James Lee Burke
Rating: ★ ★ – – –
This book was well-paced and suspenseful. The core plot was good. It wasn’t cheap or sloppy or half-heartedly put together. Otherwise, however, it was pretty much a disappointment.
The descriptions of Louisiana and Montana landscapes, cuisine, and people seemed self-conscious and smug. So did the main character’s running and weightlifting. Conversations were full of phrases that I think were supposed to be clever but just came out as strange. The treatment of race was weird. And the hero had a streak of violence in him that seriously undercut his indignation about the behavior of others.
The story is about a former cop, Dave Robicheaux, who lives on the Louisiana coast making a modest living running a bait shop and fishing-boat rental business. His inner circle consists of two people who help him out around the shop and his house, and an adopted daughter, Alafair, from El Salvador. He is haunted by dreams of both Vietnam and his dead wife, who was killed by gangsters getting revenge on him for some past escapade.

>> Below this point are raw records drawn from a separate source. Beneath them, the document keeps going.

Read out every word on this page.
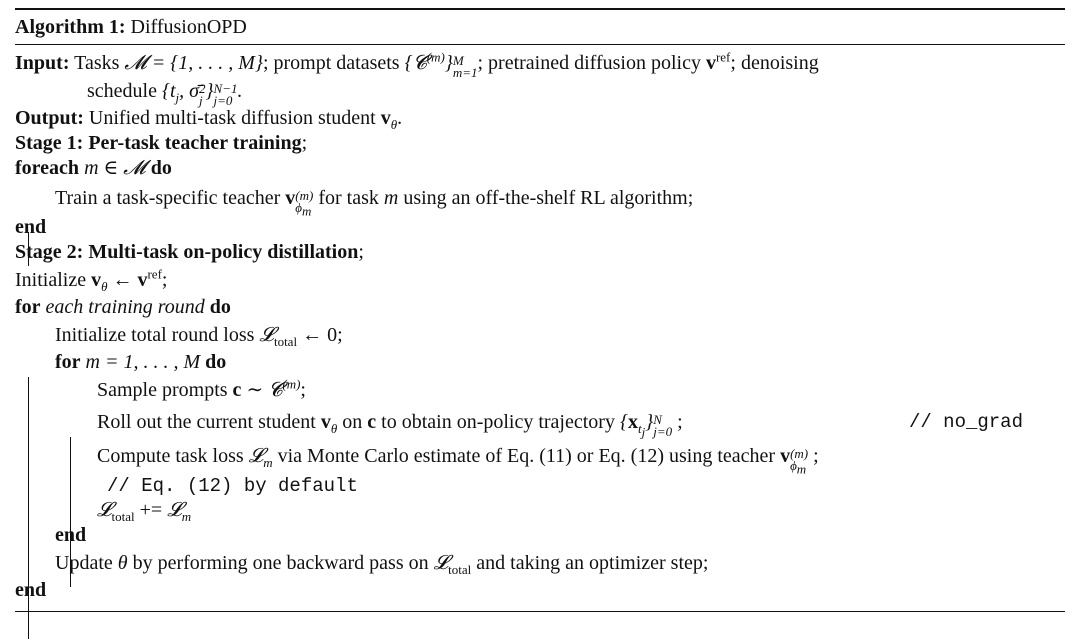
Algorithm 1: DiffusionOPD
Input: Tasks 𝓜 = {1, . . . , M}; prompt datasets {𝓒$^{(m)}$} M
m=1 ; pretrained diffusion policy $v^{ref}$; denoising
schedule {$t_j$, σ̄ 2
j } N−1
j=0 .
Output: Unified multi-task diffusion student $v_\theta$.
Stage 1: Per-task teacher training;
foreach m ∈ 𝓜 do
Train a task-specific teacher v (m)
$\phi_m$
for task m using an off-the-shelf RL algorithm;
end
Stage 2: Multi-task on-policy distillation;
Initialize $v_\theta$ ← $v^{ref}$;
for each training round do
Initialize total round loss 𝓛$_{total}$ ← 0;
for m = 1, . . . , M do
Sample prompts c ∼ 𝓒$^{(m)}$;
Roll out the current student $v_\theta$ on c to obtain on-policy trajectory $\{x_{t_j}\}$ N
j=0 ;	// no_grad
Compute task loss 𝓛$_m$ via Monte Carlo estimate of Eq. (11) or Eq. (12) using teacher v (m)
$\phi_m$
;
// Eq. (12) by default
𝓛$_{total}$ += 𝓛$_m$
end
Update θ by performing one backward pass on 𝓛$_{total}$ and taking an optimizer step;
end
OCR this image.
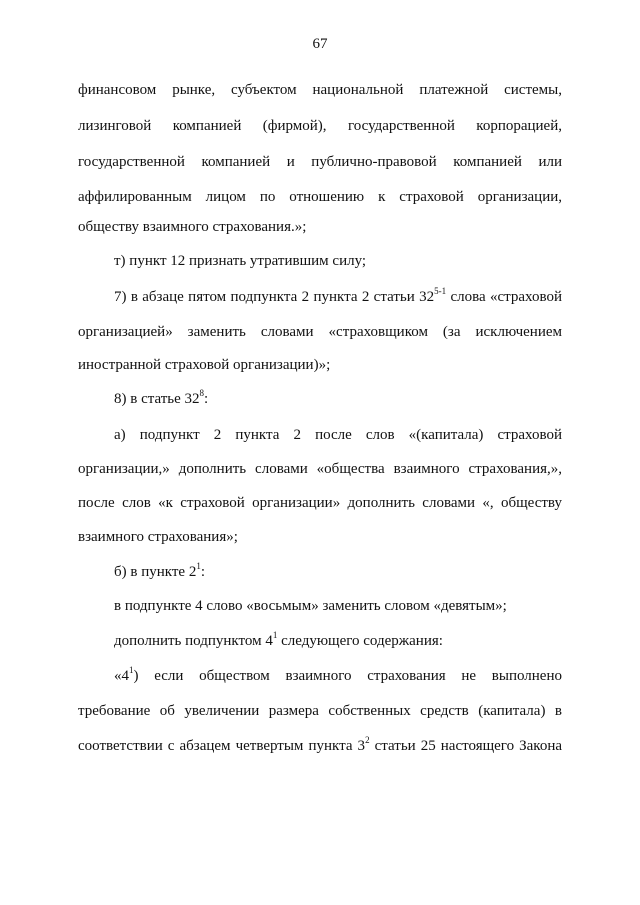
67
финансовом рынке, субъектом национальной платежной системы,
лизинговой компанией (фирмой), государственной корпорацией,
государственной компанией и публично-правовой компанией или
аффилированным лицом по отношению к страховой организации,
обществу взаимного страхования.»;
т) пункт 12 признать утратившим силу;
7) в абзаце пятом подпункта 2 пункта 2 статьи 32$^{5-1}$ слова «страховой
организацией» заменить словами «страховщиком (за исключением
иностранной страховой организации)»;
8) в статье $32^8$:
а) подпункт 2 пункта 2 после слов «(капитала) страховой
организации,» дополнить словами «общества взаимного страхования,»,
после слов «к страховой организации» дополнить словами «, обществу
взаимного страхования»;
б) в пункте $2^1$:
в подпункте 4 слово «восьмым» заменить словом «девятым»;
дополнить подпунктом $4^1$ следующего содержания:
«$4^1$) если обществом взаимного страхования не выполнено
требование об увеличении размера собственных средств (капитала) в
соответствии с абзацем четвертым пункта $3^2$ статьи 25 настоящего Закона
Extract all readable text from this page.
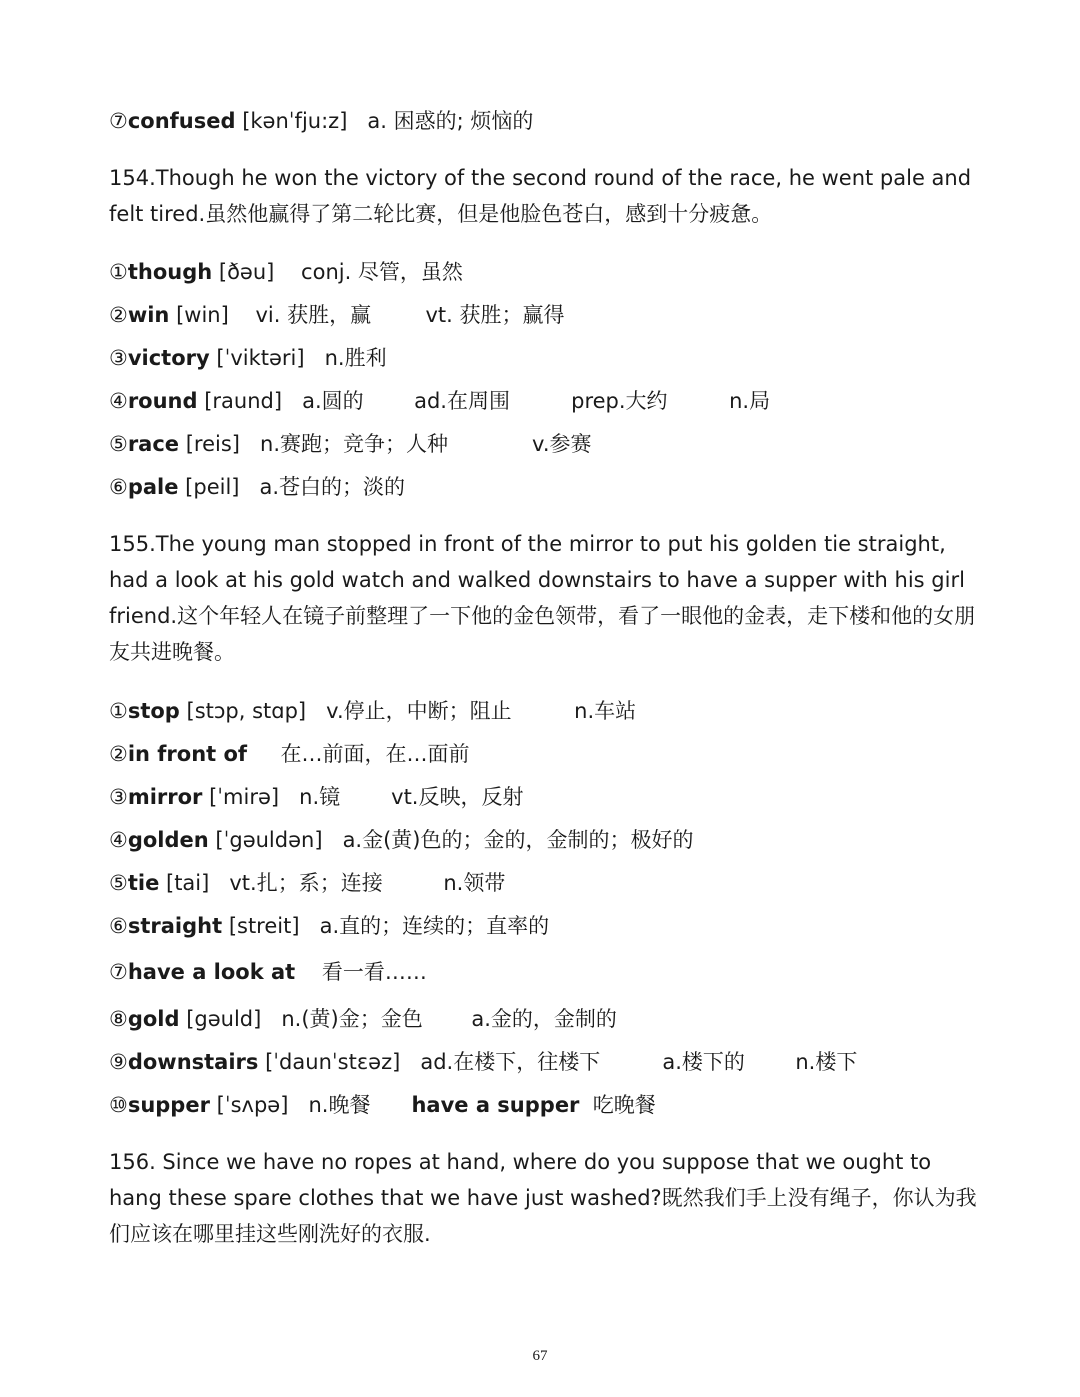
⑦confused [kənˈfju:z] a. 困惑的; 烦恼的
154.Though he won the victory of the second round of the race, he went pale and felt tired.虽然他赢得了第二轮比赛，但是他脸色苍白，感到十分疲惫。
①though [ðəu] conj. 尽管，虽然
②win [win] vi. 获胜，赢	vt. 获胜；赢得
③victory [ˈviktəri] n.胜利
④round [raund] a.圆的 ad.在周围	prep.大约	n.局
⑤race [reis] n.赛跑；竞争；人种	v.参赛
⑥pale [peil] a.苍白的；淡的
155.The young man stopped in front of the mirror to put his golden tie straight, had a look at his gold watch and walked downstairs to have a supper with his girl friend.这个年轻人在镜子前整理了一下他的金色领带，看了一眼他的金表，走下楼和他的女朋友共进晚餐。
①stop [stɔp, stɑp] v.停止，中断；阻止	n.车站
②in front of 在…前面，在…面前
③mirror [ˈmirə] n.镜 vt.反映，反射
④golden [ˈgəuldən] a.金(黄)色的；金的，金制的；极好的
⑤tie [tai] vt.扎；系；连接	n.领带
⑥straight [streit] a.直的；连续的；直率的
⑦have a look at 看一看……
⑧gold [gəuld] n.(黄)金；金色 a.金的，金制的
⑨downstairs [ˈdaunˈstɛəz] ad.在楼下，往楼下	a.楼下的 n.楼下
⑩supper [ˈsʌpə] n.晚餐 have a supper 吃晚餐
156. Since we have no ropes at hand, where do you suppose that we ought to hang these spare clothes that we have just washed?既然我们手上没有绳子，你认为我们应该在哪里挂这些刚洗好的衣服.
67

Aside from the dreams, all is basically well with Robicheaux’s life until he bumps into an old friend: a drug-addicted, down-on-his-luck former rock-and-roll star now working as a leaseman for an oil company. His friend asks him to investigate a conversation that he overheard between two co-workers talking about how they killed a couple guys up in Montana. Before he knows it, Robicheaux is sucked up into a web of danger and intrigue involving mobsters, hired hit men, hot-blooded Salish Indian women, and, of course, winsome elementary school principals who have such incredible generosity they don’t mind that he keeps dumping his kid on them when he needs to go beat up a guy or confront a mobster or otherwise put himself in a life-threatening situation.
In the course of his investigation, Robicheaux has to travel from Louisiana to Montana, giving the author plenty of opportunity to show his intimate knowledge of both (Burke lives in Louisiana and spends a lot of vacation time in Montana). Sometimes an author will bring you into a country with them, sharing it with you, making you feel like you understand it too (as in The Healer’s War, Dance Hall of the Dead, or The Lingala Code). But Burke’s descriptions came off as braggadocio – or as inside jokes I wasn’t privy to. Also, although his writing about scenery is quite detailed, I found it strangely hard to picture.
I had a bit of a hard time with how Burke portrays black people in the book. Robicheaux is white. About the black man and woman who work for him (whose poor grammar he is constantly making fun of), he says: “I was always amazed by the illusion of white supremacy in southern society, since more often than not our homes were dominated and run by people of color.” I think this is supposed to come across as a compliment, or perhaps wryly funny, but, since he shows no real understanding of what his employees are like as people, it comes across as a tad patronizing. When push comes to shove, who’s really in charge of that bait shop? This is also the only time in the book he calls them anything but “Negro.” I might be a prude, but I’m not sure that “Negro” is the absolutely best term for 1989.
Robicheaux is a recovering alcoholic, but I found his recovery very glossy. It felt more like a gimmick than an integral part of his character. He goes through a dry drunk complete with fever and tremors one day and then the next day goes to get an ice cream cone with his daughter like nothing ever happened. He is also very smug about abstinence with his rock-and-roller friend, who still struggles with self-control every day. It is a pale shadow of Lawrence Block’s excellent Matt Scudder novels, another detective series with an alcoholic lead, which, fortunately, I’ll get a chance to rave about another time.
And, finally, Robicheaux is self-righteous and judgmental about the violence of the mobsters he’s investigating, but he himself has horrifyingly violent episodes. At one point, for example, he ambushes two goons who threatened the life of his daughter and spends probably fifteen minutes beating them within an inch of their lives with a five-foot length of chain. This doesn’t fit. If you’re going to be an anti-hero, you can’t go around on the one hand talking like you’re a saint and then on the other hand be eagerly and gratuitously bloody in your revenge. You need to take care of your problems with reluctant but necessary dispatch.